My favourite quote from the film Sideways is: “She has the best palate of any woman I've ever known. She could even differentiate Italian wines.”

 

From the first settlement of Italians in Island Bay in the late 1800s, to the plethora of delis, food warehouses, bars and restaurants today, Wellingtonians have long enjoyed a love affair with Italian culture, food and wine. Italy, as diverse as New Zealand topographically and climatically, has been producing wine from more than 1,000 different native grape varieties since, oh, about 3000bc, so there is much to occupy the palate.

 

Let’s face it, many of us would be daunted to select an Italian wine from the shelf of our local offy. There are a number of issues to confront: the wine can be named after a place, style or grape (and there are lots of these), and often all three.
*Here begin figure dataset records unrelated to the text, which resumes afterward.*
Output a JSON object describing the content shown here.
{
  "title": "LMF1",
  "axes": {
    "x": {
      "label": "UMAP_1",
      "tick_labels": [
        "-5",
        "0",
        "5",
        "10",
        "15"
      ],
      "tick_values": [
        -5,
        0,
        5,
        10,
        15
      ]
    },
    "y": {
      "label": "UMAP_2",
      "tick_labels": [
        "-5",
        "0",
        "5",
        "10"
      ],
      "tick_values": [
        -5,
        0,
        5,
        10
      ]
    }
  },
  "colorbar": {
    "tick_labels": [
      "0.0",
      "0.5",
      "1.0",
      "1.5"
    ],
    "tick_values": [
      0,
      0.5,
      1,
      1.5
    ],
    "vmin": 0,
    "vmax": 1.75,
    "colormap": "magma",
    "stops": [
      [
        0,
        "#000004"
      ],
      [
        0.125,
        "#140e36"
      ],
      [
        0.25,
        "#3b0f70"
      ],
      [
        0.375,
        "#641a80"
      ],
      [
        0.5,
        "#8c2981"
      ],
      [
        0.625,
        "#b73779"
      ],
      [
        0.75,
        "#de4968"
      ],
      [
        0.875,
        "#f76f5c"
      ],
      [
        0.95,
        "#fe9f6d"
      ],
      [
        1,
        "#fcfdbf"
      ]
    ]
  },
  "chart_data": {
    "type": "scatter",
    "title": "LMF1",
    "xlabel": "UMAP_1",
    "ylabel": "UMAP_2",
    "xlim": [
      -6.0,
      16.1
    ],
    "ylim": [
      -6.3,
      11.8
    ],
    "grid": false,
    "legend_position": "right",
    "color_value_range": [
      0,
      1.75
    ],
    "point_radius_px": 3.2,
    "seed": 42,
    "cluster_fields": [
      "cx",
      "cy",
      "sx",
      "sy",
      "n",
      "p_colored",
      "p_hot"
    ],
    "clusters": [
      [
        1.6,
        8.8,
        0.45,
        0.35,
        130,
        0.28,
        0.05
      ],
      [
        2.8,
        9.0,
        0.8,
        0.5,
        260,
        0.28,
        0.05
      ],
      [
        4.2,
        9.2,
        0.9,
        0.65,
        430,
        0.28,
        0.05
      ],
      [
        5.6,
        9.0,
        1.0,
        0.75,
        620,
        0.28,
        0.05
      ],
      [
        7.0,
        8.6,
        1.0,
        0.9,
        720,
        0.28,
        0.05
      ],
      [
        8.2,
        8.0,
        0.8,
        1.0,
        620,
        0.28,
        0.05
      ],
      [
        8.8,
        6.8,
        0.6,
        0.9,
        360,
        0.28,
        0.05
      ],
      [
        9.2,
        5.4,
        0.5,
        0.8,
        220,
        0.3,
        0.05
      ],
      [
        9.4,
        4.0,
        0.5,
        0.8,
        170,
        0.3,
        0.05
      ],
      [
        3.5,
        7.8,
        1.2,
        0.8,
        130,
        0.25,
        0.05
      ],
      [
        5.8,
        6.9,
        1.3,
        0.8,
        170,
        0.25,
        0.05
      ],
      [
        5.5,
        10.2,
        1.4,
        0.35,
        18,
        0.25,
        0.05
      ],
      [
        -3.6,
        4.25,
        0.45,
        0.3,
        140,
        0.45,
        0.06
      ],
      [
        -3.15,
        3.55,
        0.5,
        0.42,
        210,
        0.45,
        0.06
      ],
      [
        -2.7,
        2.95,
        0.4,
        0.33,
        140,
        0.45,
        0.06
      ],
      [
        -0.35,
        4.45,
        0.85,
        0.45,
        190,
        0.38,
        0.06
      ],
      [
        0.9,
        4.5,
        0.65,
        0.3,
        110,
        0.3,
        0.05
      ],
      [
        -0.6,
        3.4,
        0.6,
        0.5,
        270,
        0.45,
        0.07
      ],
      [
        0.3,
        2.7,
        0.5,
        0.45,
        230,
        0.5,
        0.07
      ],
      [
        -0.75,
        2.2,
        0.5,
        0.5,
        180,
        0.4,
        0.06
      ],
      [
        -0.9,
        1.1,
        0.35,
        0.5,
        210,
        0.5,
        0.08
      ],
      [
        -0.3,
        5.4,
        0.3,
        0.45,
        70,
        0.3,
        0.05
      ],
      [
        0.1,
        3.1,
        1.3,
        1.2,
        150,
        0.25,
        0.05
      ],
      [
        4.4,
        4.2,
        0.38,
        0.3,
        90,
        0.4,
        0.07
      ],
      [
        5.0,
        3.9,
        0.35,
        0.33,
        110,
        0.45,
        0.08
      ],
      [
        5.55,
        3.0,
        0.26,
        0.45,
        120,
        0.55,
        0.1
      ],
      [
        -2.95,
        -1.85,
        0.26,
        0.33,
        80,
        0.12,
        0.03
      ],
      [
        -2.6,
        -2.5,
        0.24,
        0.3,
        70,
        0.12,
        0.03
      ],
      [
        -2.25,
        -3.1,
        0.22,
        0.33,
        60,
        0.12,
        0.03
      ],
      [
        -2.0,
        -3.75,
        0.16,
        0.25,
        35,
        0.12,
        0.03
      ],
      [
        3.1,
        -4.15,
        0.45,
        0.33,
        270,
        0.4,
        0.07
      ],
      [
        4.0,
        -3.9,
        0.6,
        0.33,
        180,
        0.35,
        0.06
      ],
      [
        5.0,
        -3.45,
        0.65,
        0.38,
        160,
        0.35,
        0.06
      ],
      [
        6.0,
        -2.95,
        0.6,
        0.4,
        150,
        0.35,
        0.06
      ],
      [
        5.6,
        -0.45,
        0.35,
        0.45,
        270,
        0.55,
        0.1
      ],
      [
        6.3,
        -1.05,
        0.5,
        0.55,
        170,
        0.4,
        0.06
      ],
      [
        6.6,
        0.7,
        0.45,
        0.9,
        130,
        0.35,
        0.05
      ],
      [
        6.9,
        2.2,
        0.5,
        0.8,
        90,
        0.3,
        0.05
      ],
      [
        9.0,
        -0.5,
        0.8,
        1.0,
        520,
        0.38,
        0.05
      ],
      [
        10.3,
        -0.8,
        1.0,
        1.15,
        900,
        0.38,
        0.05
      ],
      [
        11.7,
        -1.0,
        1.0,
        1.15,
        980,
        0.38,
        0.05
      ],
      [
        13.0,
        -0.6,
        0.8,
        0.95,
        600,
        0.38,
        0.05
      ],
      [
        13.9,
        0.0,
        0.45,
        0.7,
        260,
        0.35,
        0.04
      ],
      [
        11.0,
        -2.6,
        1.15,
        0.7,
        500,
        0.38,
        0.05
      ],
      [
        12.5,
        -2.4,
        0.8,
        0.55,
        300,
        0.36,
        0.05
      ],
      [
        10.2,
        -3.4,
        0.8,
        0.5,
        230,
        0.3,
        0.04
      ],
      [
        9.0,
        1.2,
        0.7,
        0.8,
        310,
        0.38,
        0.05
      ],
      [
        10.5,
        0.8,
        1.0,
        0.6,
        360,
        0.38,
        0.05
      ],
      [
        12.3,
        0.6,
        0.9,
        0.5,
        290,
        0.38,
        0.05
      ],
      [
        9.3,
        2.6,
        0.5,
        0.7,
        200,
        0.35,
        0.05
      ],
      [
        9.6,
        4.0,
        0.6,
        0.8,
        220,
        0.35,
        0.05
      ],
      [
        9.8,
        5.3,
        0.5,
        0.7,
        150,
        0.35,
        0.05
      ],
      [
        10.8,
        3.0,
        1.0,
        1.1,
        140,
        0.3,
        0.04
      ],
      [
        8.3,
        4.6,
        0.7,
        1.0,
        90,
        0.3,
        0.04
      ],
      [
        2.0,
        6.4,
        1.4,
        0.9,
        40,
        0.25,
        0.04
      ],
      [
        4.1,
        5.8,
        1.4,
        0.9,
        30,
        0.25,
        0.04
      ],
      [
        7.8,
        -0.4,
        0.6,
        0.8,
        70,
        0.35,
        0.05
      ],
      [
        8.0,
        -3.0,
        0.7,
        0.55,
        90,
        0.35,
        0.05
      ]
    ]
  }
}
Not to mention the producer, geographic designation and quality status. It all ends up being even harder to comprehend than French wine.

 

The good news is that within the nooks and crannies of Wellington, there is a selection of retailers, restaurants and bars with knowledgeable, unpretentious people ready to introduce us to some good Italian wine. One particular area worth exploring (particularly if you are a Pinot-phile like me) is Valpolicella.

 

Situated in the northeast region of Verona, the viticultural zone of Valpolicella is known for two unique wine styles: Amarone and Ripasso. Both are made predominantly from the native grapes Corvina, Corvone, Rondinella and Molinarra.

 

In the case of Amarone wines, grapes are harvested late and left to dry for three to four months, causing them to lose a third of their moisture and shrivel to raisins with concentrated acid and sugar levels. Pressed and fermented into wine, then aged for five years in barriques before commercial release, the result is big, rich, porty, complex mocha-toffee-flavoured wine that pairs well with a hard, stinky cheese. Ripasso wines are made by macerating the left-over Amarone skins with fermenting Valpolicella grapes, thereby enhancing the complexity, colour and flavour of the finished wine. This is incredibly aromatic, with a good dose of savoury characters and earthy funk – which is where I draw a comparison to Pinot Noir.

 

Living out of Wellington city, and even further from Valpolicella, I was brought to my knees with conniptions of vinous delight when offered the opportunity to stretch my otherwise strictly Pinot palate. The Martinborough Wine Centre now imports Italian wine to complement its range of local wine. The making of Amarone and Ripasso wines has been described as a ritual of tradition rather than wine-making, and both styles certainly represent an incredible investment of time, labour and space. With a good 4,970 years on New Zealand in terms of learning which grapes grow well, where and how, you have to give it up to the Italians for developing such a tradition. It certainly tastes damn fine.

 

Italian wines are not expensive – starting at around $20 retail – but if you are unsure of committing to a whole bottle, many retailers will offer you a taste. Talk to the Italian-loving heroes of places like Wineseeker, Rumbles, La Bella Italia, Vivo Winebar, Fratelli, Zico’s … the list goes on. With the southerlies enveloping us, I suggest you go whisper a little Italian in their ears.